The younger man gazed at her with approval. “Back home, girls get arrested for an act like that.”
His French was fluent and idiomatic, though with a broad American accent.
The other raised his eyebrows. “C’est vrai? I understood le striptease was originally an American invention.”
“Maybe so. With us, there’s always more tease than strip! Swell joint this, Jules.”
“You asked to see one of our typical Parisian boites. A place where American tourists might come.”
The other looked around. “Don’t see any.”
“It’s early yet. The boss of this place bribes taxi-drivers and the doormen of other clubs to hand out cards to departing clients… ‘Finish the night at Picratt’s, the hottest spot in Paris.’ ”
“And is it?”
The French detective shrugged. “The place pretends to be very wicked but it is harmless enough really. That’s Fred Alfonsi, the Proprietor.” He nodded towards a short, thick-set man in evening dress standing close to the stage. “One of his girls was murdered a while ago. A messy business, one of my young inspectors was in love with her. Fred was a suspect for a while, turned out to be innocent–well, innocent of the murder. He’s a rogue, but likeable in his way. Somehow we became almost friends.”

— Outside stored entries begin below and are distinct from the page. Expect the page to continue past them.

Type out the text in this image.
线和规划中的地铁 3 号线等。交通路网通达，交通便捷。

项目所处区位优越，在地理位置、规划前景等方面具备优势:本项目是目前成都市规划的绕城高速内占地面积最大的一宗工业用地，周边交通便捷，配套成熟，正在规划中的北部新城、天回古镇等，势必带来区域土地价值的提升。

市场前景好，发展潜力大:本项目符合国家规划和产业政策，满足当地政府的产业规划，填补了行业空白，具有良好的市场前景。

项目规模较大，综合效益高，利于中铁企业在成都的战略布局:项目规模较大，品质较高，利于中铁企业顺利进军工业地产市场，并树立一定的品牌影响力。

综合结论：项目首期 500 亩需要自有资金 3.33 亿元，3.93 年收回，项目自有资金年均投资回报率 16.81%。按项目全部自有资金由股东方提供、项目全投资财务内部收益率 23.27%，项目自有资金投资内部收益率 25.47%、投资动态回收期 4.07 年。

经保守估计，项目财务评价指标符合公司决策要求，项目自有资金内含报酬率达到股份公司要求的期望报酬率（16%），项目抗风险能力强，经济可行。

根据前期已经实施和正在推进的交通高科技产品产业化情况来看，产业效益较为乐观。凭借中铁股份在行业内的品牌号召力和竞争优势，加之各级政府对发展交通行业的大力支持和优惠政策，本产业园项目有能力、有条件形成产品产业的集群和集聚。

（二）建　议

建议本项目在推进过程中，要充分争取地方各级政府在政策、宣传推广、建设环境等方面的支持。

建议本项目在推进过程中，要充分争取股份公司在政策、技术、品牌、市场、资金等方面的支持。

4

The younger man nodded. “I noticed we weren’t being hustled any.”
In between doing their acts, girls were circulating amongst the tables and booths, blandishing the customers into buying them champagne. Always champagne– if you believed the label. They made no attempt to approach the corner table, though several nodded and smiled at the pipe-smoker and stared appreciatively at his companion.